Voted an All-American Selection for 1998, this basil is easy to grow from seed or nursery starts.

The leaves of pelargoniums, commonly referred to as scented-leaf geraniums, release volatile oils and pleasant aromas when rubbed.

"Mabel Grey is the most outstanding pelargonium for lemon scent," says Grow, who is also a member of the Orange County Geranium Society. Reaching a height of 3 to 4 feet, it has bold palmate leaves, purple flowers and a lovely lemon verbena scent. "Last year, Ann Folkard, a hardy true geranium with light lime-colored leaves and magenta flowers, intertwined with Mabel Grey, and together they made the most fantastic sight."

Adds Grow: "You can tell your pelargoniums from your regular geraniums very easily. Pelargoniums have five slightly asymmetrical petals that make up their flower blossoms. Geraniums, on the other hand, have round blossoms with five petals, all evenly spaced with uniform shape."

A Gallery of Lemons

Any lemon garden worth its pucker boasts at least one lemon tree, whether grown in-ground or in a container. one idea is to flank the garden's entrance with two terra-cotta pots planted with dwarf or semi-dwarf lemon trees.
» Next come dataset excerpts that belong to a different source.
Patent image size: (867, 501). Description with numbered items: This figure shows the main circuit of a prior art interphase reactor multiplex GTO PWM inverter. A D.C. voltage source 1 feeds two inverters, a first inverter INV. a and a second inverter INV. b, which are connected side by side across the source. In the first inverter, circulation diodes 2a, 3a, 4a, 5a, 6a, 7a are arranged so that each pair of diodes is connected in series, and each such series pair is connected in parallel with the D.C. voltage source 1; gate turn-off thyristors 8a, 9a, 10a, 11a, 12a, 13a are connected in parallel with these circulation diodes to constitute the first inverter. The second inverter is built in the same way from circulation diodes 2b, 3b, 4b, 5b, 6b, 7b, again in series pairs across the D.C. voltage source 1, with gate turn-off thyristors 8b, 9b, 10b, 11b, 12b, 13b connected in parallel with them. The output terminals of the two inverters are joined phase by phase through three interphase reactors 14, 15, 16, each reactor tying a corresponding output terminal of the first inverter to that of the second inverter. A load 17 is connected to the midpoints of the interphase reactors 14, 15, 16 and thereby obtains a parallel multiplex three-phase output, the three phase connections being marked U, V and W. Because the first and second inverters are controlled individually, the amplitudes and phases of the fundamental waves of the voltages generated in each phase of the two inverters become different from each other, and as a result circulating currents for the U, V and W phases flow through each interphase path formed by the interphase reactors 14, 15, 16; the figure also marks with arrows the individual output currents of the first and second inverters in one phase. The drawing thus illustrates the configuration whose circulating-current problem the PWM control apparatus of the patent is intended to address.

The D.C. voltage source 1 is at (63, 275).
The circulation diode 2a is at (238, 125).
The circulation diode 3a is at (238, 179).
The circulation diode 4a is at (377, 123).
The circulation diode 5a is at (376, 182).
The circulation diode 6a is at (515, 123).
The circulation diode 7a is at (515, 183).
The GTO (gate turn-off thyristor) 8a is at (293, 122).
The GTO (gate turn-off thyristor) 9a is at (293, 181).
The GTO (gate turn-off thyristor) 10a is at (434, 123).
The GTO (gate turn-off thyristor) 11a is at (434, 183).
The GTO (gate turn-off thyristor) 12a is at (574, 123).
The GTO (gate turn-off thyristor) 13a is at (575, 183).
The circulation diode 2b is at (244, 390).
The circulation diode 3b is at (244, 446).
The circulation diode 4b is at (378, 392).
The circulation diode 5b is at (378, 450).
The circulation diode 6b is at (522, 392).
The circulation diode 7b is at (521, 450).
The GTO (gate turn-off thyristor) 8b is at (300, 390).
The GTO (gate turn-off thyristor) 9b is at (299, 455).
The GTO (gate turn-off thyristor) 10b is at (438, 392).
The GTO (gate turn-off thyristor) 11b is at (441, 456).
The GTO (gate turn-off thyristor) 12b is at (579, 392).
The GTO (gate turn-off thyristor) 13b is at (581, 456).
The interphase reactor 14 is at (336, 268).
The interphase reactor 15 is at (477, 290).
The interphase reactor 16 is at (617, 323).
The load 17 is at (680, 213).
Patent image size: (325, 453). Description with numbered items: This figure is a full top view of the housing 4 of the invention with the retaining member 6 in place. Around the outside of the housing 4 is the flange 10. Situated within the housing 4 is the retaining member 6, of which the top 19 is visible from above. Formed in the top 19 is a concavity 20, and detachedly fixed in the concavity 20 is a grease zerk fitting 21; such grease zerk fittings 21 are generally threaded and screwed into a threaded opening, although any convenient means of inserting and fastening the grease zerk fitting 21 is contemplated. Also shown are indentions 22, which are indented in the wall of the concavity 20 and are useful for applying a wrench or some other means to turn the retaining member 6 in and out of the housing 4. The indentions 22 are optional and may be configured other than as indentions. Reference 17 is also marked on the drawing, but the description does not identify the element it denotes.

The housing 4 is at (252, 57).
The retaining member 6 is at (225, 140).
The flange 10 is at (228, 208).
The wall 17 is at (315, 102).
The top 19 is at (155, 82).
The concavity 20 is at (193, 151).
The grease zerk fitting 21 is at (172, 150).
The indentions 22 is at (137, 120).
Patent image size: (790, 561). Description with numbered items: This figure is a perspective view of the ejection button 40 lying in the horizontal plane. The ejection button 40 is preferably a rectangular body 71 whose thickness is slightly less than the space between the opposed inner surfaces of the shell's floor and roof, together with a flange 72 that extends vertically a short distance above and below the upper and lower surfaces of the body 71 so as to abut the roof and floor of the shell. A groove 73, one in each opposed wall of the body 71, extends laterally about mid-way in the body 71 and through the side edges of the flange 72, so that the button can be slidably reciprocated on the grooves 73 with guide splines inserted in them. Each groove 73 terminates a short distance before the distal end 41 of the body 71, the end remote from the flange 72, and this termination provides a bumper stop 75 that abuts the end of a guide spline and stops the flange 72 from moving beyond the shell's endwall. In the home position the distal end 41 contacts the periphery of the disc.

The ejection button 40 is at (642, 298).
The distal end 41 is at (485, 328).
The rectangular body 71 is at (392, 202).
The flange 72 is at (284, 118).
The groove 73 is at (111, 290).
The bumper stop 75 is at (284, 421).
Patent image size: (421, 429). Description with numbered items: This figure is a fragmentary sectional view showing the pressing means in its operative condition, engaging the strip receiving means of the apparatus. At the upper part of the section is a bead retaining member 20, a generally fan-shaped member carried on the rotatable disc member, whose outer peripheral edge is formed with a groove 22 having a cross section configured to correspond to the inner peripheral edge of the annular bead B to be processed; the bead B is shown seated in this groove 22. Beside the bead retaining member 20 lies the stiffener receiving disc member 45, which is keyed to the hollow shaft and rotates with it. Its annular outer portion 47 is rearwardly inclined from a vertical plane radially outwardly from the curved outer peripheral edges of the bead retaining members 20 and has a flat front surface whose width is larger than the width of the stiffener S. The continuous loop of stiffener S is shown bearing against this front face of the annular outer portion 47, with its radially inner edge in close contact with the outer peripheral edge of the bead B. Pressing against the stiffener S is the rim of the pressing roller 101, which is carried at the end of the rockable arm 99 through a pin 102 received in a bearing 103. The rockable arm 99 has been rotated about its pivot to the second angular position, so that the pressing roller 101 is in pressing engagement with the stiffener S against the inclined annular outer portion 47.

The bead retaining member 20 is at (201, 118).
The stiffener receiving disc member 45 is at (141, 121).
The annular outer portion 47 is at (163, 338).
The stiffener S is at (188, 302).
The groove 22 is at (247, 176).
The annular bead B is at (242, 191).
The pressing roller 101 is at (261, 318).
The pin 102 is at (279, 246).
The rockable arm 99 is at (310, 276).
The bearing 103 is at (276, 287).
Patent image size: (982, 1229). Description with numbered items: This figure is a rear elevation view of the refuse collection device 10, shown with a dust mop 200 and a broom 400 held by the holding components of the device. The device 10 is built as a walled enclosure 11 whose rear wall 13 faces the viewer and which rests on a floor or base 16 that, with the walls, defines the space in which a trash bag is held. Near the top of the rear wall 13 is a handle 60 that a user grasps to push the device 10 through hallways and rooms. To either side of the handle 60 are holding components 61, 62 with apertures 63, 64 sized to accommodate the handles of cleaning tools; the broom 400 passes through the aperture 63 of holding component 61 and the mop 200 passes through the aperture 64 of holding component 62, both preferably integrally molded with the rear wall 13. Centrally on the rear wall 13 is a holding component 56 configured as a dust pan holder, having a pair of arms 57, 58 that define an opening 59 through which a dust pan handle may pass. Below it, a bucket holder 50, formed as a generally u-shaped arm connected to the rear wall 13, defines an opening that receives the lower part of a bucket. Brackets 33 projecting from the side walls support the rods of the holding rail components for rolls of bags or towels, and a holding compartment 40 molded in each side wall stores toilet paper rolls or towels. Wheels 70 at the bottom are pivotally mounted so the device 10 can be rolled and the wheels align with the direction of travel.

Or plant one glossy-leafed tree at the heart of the garden.

"Standard lemon trees will reach a height of 15 to 20 feet and are too large for most home gardens," Vanderhoff says, and such trees are hard to harvest. "Semi-dwarf trees are better choices, reaching a height of 10 to 12 feet, as are true dwarf varieties, which top out at about 4 to 6 feet."